Subklinische Hyperthyreose kann Herz, Knochen und Hirn unbemerkt schädigen

Dr. Andrea Wülker

Schon die subklinische Hyperthyreose kann klinische Konsequenzen haben. Schon die subklinische Hyperthyreose kann klinische Konsequenzen haben. © iStock/ChrisChrisW

Gerade bei älteren Menschen kann eine subklinische Hyperthyreose die kardiale und die Knochengesundheit negativ beeinflussen. Der Trend geht daher dahin, früh einzugreifen.

Eine 65-jährige Patientin wird wegen Osteoporose mit Bisphosphonaten behandelt und hat ein Vorhofflimmern in der Anamnese. Sie gibt keine schilddrüsentypischen Beschwerden an, der Puls liegt bei 80/min, das EKG bietet aktuell keine Auffälligkeiten. Doch ihr linker Thyroidealappen ist vergrößert, ihr TSH erniedrigt bei normalem T4. Wie behandeln Sie diese Frau?

Schon die subklinische Hyperthyreose kann klinische Konsequenzen haben, betonen Dr. Bernadette Biondi von der Abteilung für Klinische Medizin und Chirurgie der Universität Neapel und Kollegen. Ältere Menschen mit dieser Störung sind meist asymptomatisch, aber bei jüngeren können leichte adrenerge Symptome auftreten.

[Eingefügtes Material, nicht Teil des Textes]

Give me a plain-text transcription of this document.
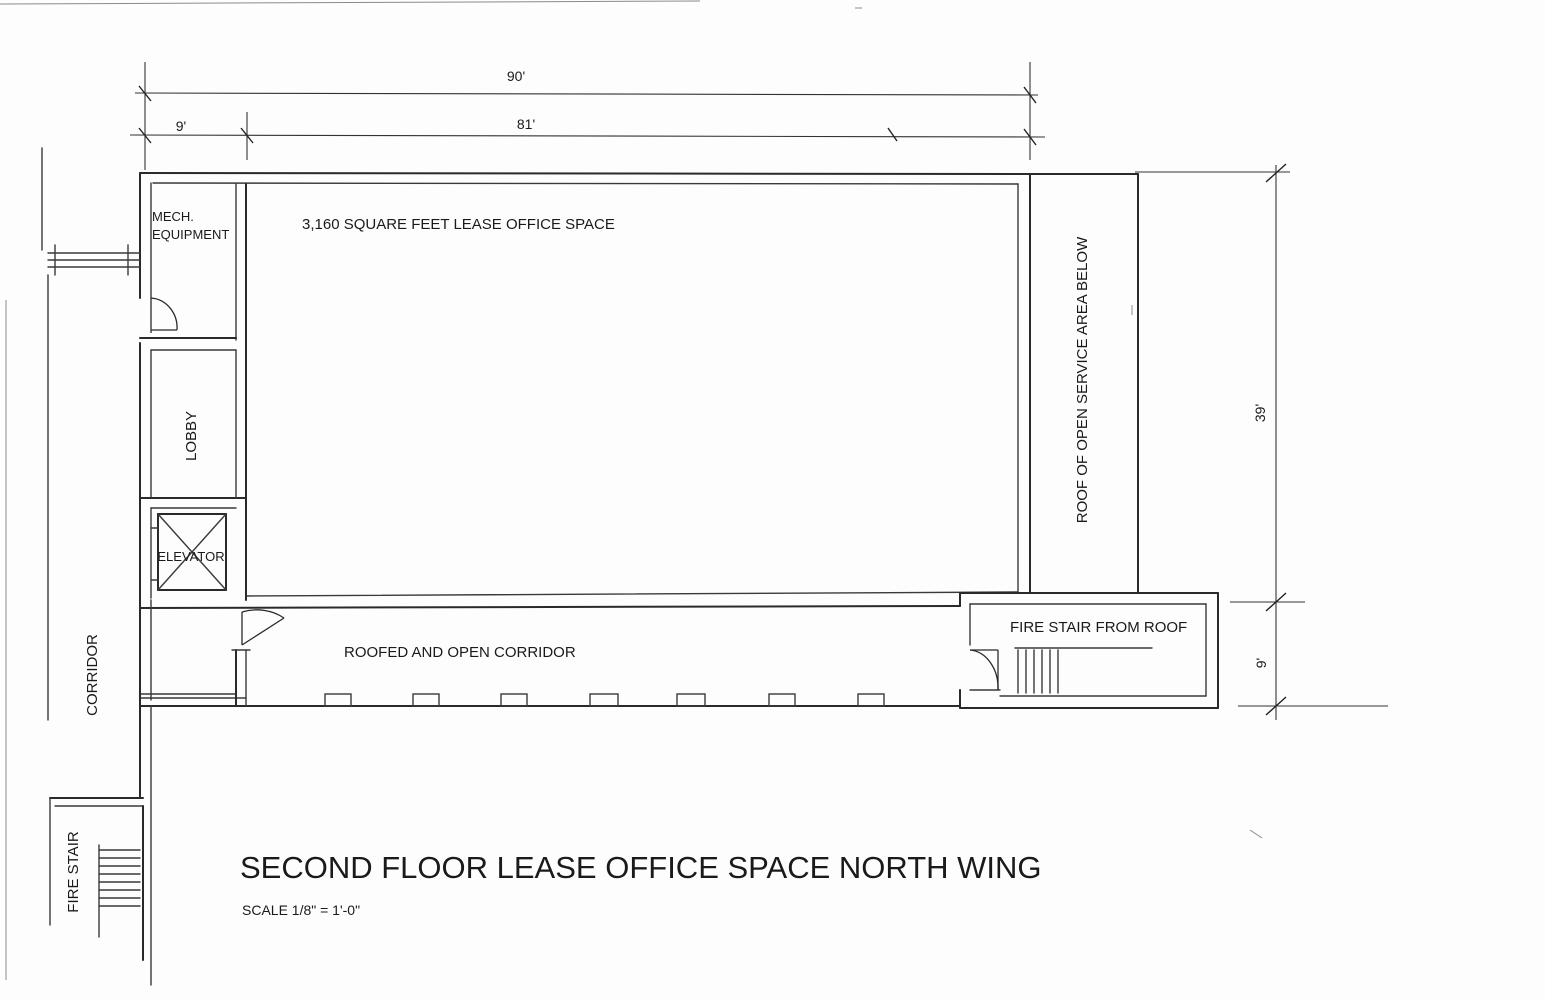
90'
9'	81'
39'
9'
MECH.
EQUIPMENT
3,160 SQUARE FEET LEASE OFFICE SPACE
LOBBY
ELEVATOR
ROOF OF OPEN SERVICE AREA BELOW
ROOFED AND OPEN CORRIDOR
FIRE STAIR FROM ROOF
CORRIDOR
FIRE STAIR	SECOND FLOOR LEASE OFFICE SPACE NORTH WING
SCALE 1/8" = 1'-0"
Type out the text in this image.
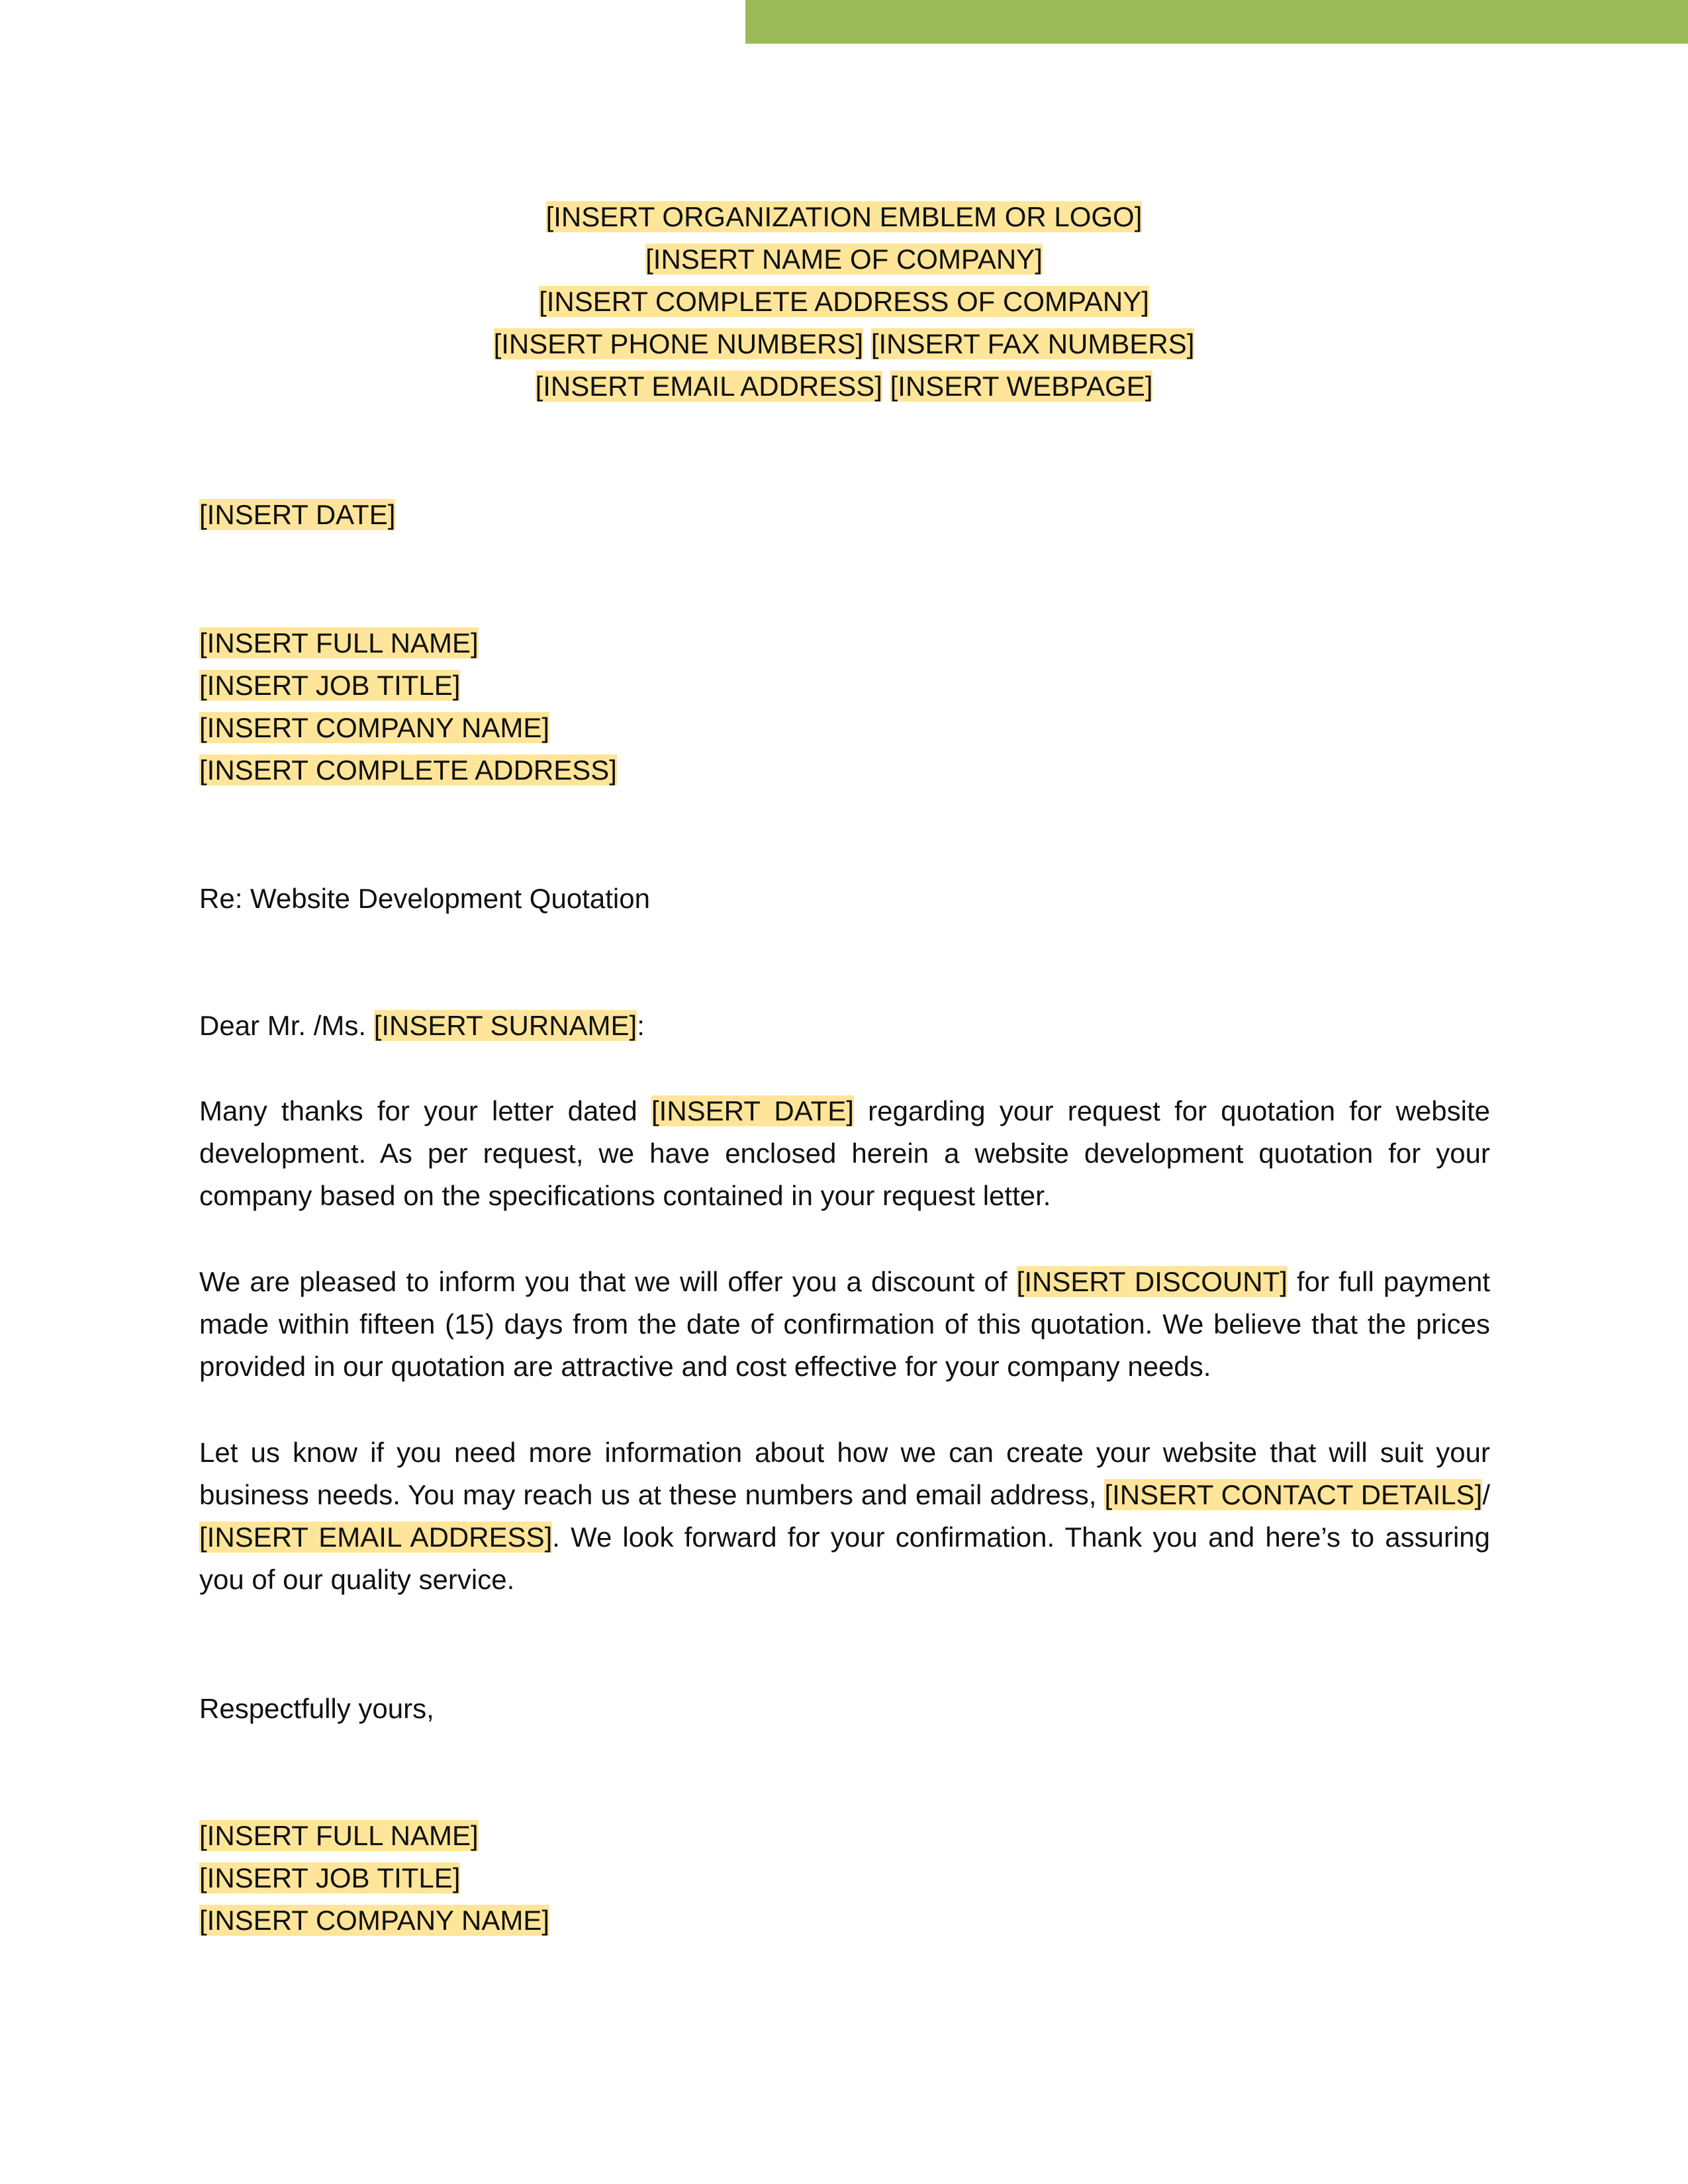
[INSERT ORGANIZATION EMBLEM OR LOGO]
[INSERT NAME OF COMPANY]
[INSERT COMPLETE ADDRESS OF COMPANY]
[INSERT PHONE NUMBERS] [INSERT FAX NUMBERS]
[INSERT EMAIL ADDRESS] [INSERT WEBPAGE]
[INSERT DATE]
[INSERT FULL NAME]
[INSERT JOB TITLE]
[INSERT COMPANY NAME]
[INSERT COMPLETE ADDRESS]
Re: Website Development Quotation
Dear Mr. /Ms. [INSERT SURNAME]:
Many thanks for your letter dated [INSERT DATE] regarding your request for quotation for website development. As per request, we have enclosed herein a website development quotation for your company based on the specifications contained in your request letter.
We are pleased to inform you that we will offer you a discount of [INSERT DISCOUNT] for full payment made within fifteen (15) days from the date of confirmation of this quotation. We believe that the prices provided in our quotation are attractive and cost effective for your company needs.
Let us know if you need more information about how we can create your website that will suit your business needs. You may reach us at these numbers and email address, [INSERT CONTACT DETAILS]/ [INSERT EMAIL ADDRESS]. We look forward for your confirmation. Thank you and here’s to assuring you of our quality service.
Respectfully yours,
[INSERT FULL NAME]
[INSERT JOB TITLE]
[INSERT COMPANY NAME]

Manchmal fällt bei der körperlichen Untersuchung eine vergrößerte bzw. knotige Schilddrüse oder auch eine endokrine Ophthalmopathie auf, doch Tachykardie, Tremor und andere adrenerge Zeichen einer Schilddrüsenüberfunktion fehlen häufig. Der subklinischen Hyperthyreose liegt entweder eine erhöhte Produktion endogener Schilddrüsenhormone oder eine übermäßige Zufuhr exogener zugrunde.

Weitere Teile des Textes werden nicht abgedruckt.